L’aciérie Azovstal, « l’une des plus grandes usines métallurgiques d’Europe », selon un conseiller du ministre de l’Intérieur de l’Ukraine, a été le théâtre d’intenses combats samedi. Elle était alors « en voie d’être détruite », a déclaré Vadim Denissenko.

PHOTO REUTERS

Habitants de Marioupol déplacés à Zaporjjia après avoir fui la ville assiégée

En tout, 4128 personnes ont réussi à fuir Marioupol vers le nord-ouest samedi grâce à l’un des dix corridors humanitaires convenus avec la Russie, a annoncé la vice-première ministre de l’Ukraine, Iryna Verechtchouk. Les autres corridors ont permis d’évacuer 2495 personnes ailleurs au pays, notamment dans les régions de Kyiv et de Louhansk.

Des élus municipaux de Marioupol ont par ailleurs affirmé que des soldats russes avaient envoyé plusieurs milliers de leurs citoyens en Russie – des allégations relayées par plusieurs services de nouvelles qui n’ont toutefois pas pu les confirmer.

Raids sur Mykolaïv

À Mykolaïv, ville du sud de l’Ukraine considérée comme le « bouclier » du port d’Odessa, situé à 130 kilomètres à l’ouest, les raids aériens russes se sont succédé rapidement samedi.

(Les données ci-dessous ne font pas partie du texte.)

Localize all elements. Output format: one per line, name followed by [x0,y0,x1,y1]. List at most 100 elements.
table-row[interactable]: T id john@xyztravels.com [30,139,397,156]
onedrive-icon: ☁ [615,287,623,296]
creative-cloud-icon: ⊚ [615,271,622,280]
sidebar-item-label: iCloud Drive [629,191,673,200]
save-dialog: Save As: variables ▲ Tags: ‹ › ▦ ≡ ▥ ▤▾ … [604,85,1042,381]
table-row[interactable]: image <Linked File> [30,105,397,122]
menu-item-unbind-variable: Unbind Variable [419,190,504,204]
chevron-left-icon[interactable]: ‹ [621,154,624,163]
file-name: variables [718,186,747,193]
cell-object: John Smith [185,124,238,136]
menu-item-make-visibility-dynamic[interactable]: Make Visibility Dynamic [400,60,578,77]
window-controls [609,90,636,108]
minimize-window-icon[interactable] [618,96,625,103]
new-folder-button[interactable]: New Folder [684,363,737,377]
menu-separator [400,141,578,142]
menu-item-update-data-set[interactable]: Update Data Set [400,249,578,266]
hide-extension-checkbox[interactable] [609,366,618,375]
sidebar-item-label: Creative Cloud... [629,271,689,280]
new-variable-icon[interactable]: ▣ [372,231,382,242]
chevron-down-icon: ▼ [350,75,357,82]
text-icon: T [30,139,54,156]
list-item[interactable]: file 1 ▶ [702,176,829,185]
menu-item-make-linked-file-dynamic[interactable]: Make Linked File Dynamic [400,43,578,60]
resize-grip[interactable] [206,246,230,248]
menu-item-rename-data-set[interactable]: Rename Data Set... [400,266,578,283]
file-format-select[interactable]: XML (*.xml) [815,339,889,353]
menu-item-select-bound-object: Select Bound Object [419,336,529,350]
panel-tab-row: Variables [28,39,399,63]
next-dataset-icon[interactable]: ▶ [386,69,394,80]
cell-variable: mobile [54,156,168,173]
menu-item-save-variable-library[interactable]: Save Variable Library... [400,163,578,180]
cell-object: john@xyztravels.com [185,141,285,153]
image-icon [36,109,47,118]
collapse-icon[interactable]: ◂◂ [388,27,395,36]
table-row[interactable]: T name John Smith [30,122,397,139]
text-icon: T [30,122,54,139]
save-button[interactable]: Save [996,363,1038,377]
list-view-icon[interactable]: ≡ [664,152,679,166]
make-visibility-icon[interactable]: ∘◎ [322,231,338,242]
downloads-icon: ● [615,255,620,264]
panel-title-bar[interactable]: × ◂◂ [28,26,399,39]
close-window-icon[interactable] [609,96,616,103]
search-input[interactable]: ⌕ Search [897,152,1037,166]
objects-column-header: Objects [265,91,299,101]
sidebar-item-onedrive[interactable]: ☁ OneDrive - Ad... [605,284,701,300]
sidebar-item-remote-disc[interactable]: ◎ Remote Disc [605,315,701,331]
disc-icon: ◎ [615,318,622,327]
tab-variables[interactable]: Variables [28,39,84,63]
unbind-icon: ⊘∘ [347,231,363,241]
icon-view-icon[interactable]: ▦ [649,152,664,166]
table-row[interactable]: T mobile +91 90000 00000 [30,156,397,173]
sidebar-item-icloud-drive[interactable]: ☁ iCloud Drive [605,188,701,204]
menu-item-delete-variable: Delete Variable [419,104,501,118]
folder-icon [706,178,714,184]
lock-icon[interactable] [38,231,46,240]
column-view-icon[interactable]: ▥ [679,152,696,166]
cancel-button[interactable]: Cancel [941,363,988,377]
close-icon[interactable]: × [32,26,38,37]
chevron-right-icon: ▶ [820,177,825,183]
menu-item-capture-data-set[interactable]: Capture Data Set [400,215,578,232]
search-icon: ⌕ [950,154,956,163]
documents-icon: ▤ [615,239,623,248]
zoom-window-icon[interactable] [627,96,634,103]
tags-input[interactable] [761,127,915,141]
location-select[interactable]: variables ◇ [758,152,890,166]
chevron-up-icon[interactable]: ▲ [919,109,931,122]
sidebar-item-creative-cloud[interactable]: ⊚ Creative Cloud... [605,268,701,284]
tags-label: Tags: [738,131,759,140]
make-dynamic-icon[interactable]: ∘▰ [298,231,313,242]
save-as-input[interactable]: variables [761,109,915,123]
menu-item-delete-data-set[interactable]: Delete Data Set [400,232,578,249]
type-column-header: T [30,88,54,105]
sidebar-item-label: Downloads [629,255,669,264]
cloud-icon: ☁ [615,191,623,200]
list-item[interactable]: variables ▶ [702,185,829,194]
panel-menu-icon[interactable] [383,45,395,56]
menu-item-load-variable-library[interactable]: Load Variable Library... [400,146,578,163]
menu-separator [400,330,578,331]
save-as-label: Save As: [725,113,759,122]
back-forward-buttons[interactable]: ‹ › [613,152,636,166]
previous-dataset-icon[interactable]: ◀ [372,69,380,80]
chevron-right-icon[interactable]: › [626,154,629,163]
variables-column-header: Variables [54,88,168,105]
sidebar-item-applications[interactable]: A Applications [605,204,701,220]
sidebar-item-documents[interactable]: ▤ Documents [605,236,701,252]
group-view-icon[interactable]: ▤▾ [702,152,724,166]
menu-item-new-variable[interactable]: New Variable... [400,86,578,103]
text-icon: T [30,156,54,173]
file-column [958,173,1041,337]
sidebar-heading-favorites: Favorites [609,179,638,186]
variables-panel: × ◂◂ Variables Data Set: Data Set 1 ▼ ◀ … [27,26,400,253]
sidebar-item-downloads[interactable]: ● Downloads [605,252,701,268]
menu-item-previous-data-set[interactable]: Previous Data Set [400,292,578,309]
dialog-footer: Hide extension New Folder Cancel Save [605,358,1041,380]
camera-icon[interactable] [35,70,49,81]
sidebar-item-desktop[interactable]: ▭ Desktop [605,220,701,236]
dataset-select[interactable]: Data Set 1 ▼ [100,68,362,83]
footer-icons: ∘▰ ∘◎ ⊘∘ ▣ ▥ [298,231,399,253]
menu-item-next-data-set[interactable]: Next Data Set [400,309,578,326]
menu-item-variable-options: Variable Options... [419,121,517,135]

PHOTO BULENT KILIC, AGENCE FRANCE-PRESSE

Un soldat est extirpé des décombres d’une caserne détruite par une frappe à Mykolaïv.

La frappe qui s’est abattue sur une caserne vendredi aurait tué au moins 40 des soldats qui y dormaient, a rapporté le New York Times en citant un responsable militaire ukrainien ayant requis l’anonymat.

Poutine « pas prêt » à parler à Zelensky

Le président de la Russie, Vladimir Poutine, n’est pas prêt à négocier directement avec le président de l’Ukraine, Volodymyr Zelensky, comme celui-ci l’a réclamé, a par ailleurs fait savoir un porte-parole du président de la Turquie.

« Poutine pense que les positions ne sont pas assez proches pour tenir une rencontre à ce niveau », a indiqué Ibrahim Kalin, l’un des principaux conseillers de Recep Tayyip Erdoğan, en entrevue avec le New York Times.

Dans son message à la nation diffusé dimanche matin (heure locale), le président Zelensky a dit aux Ukrainiens que les négociations avec la Russie n’étaient ni « simples » ni « plaisantes », mais qu’elles étaient « nécessaires ».

Il a par ailleurs affirmé avoir discuté des pourparlers avec le président français, Emmanuel Macron, samedi. « L’Ukraine a toujours cherché une solution pacifique » au conflit, a assuré M. Zelensky.

De son côté, la ministre des Affaires étrangères du Royaume-Uni a accusé Vladimir Poutine d’utiliser les pourparlers avec l’Ukraine comme un « écran de fumée » alors qu’il intensifie la violence contre le pays.

Dans une entrevue au Times de Londres, Liz Truss a déclaré être « très sceptique » quant au sérieux de la Russie dans les pourparlers, accusant les forces russes d’essayer ainsi de progresser en territoire ukrainien.

Elle s’attend à une situation de violence « de pire en pire ».

La Chine interpellée

« La Chine peut être un élément important du système de sécurité mondial si elle prend la bonne décision de soutenir la coalition des pays civilisés et de condamner la barbarie russe », a déclaré Mykhaïlo Podoliak, conseiller du président Zelensky et participant aux négociations avec la Russie, sur Twitter samedi.

Le président des États-Unis, Joe Biden, s’était longuement entretenu avec le président de la Chine, Xi Jinping, vendredi pour le prévenir des « conséquences » auxquelles s’exposait son pays si celui-ci fournissait un soutien matériel à la Russie contre l’Ukraine. La nature de ses représailles n’avait cependant pas été précisée par la Maison-Blanche. De son côté, le président Xi avait indiqué que « la crise ukrainienne [n’était] pas quelque chose que nous souhaitions voir », sans toutefois utiliser les termes « guerre » ou « invasion », selon des médias chinois.

L’OTAN aurait dû être dissoute et reléguée aux livres d’histoire, a quant à lui suggéré le vice-ministre des Affaires étrangères de la Chine, Le Yucheng, samedi.

« Plutôt qu’être démantelée, l’OTAN a continué à se renforcer et à s’étendre, et à intervenir militairement dans des pays comme la Yougoslavie, l’Irak, la Syrie et l’Afghanistan », a-t-il déclaré dans un discours décrivant la « crise en Ukraine » comme une « sérieuse mise en garde ».